In practice, a weight scaling vector $d$ is used to reduce the memory footprint, which would otherwise be $dim$ times the memory of a standard RNN. $dim$ is the dimensionality of the embedding vector $z_j$.

HyperNetworks are used to train standard CNNs for MNIST and ResNets for CIFAR 10. In these experiments, HyperNetworks slightly underperform the best performing models but uses much fewer parameters.
HyperLSTMs trained on the Penn Treebank dataset and Hutter Prize Wikipedia dataset outperform the stacked LSTMs and perform similar to layer-norm LSTMs.

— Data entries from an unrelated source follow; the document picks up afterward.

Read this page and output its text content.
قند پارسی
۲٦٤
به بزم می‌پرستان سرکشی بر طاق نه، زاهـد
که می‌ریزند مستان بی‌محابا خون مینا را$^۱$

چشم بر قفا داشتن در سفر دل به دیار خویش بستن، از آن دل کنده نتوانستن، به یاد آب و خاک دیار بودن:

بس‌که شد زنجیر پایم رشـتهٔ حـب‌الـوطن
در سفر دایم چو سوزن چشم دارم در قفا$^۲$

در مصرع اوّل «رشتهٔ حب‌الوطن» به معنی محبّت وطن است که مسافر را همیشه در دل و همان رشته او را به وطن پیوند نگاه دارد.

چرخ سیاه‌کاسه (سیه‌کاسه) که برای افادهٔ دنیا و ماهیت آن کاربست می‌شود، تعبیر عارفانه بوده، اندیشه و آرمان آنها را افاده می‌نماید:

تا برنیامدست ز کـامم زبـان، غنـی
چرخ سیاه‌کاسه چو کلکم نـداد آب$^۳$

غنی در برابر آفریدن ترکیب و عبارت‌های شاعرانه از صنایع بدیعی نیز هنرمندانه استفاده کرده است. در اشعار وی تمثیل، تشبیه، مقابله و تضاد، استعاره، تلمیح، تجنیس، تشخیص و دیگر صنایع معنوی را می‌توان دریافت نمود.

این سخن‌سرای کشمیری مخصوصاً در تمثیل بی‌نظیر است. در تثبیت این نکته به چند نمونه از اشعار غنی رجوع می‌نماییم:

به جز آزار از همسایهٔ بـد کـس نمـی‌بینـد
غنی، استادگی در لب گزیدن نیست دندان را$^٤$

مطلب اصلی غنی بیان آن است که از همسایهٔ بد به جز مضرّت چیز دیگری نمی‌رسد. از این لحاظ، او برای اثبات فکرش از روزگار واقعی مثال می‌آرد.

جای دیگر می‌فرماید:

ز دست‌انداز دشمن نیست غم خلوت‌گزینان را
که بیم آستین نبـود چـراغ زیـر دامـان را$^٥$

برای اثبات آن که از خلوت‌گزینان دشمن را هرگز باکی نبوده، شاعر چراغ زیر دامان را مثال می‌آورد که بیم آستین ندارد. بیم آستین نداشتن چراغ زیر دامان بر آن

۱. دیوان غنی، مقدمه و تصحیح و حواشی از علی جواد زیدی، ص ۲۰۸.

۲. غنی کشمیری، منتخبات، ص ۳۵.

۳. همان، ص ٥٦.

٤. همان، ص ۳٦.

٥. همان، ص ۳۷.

Interestingly, using HyperLSTMs with layer-norm improves performance over HyperLSTMs.
Given the similar performance of HyperLSTMs and layer-norm LSTMs, the paper conducted an ablation study to understand if HyperLSTMs learned a weight adjustment policy similar to the statistics-based approach used by layer-norm LSTMs.
- However, the analysis of the histogram of the hidden states suggests that using layer-norm reduces the saturation effect while in HyperLSTMs, the cell is saturated most of the time. This indicates that the two models are learning different policies.
HyperLSTMs are also evaluated for handwriting sequence generation by training in the IAM online handwriting dataset.
- While HyperLSTMs are quite effective on this task, combining them with layer-norm degrades the performance.
On the WMT’14 En-to-Fr machine translation task, HyperLSTMs outperform LSTM based approaches.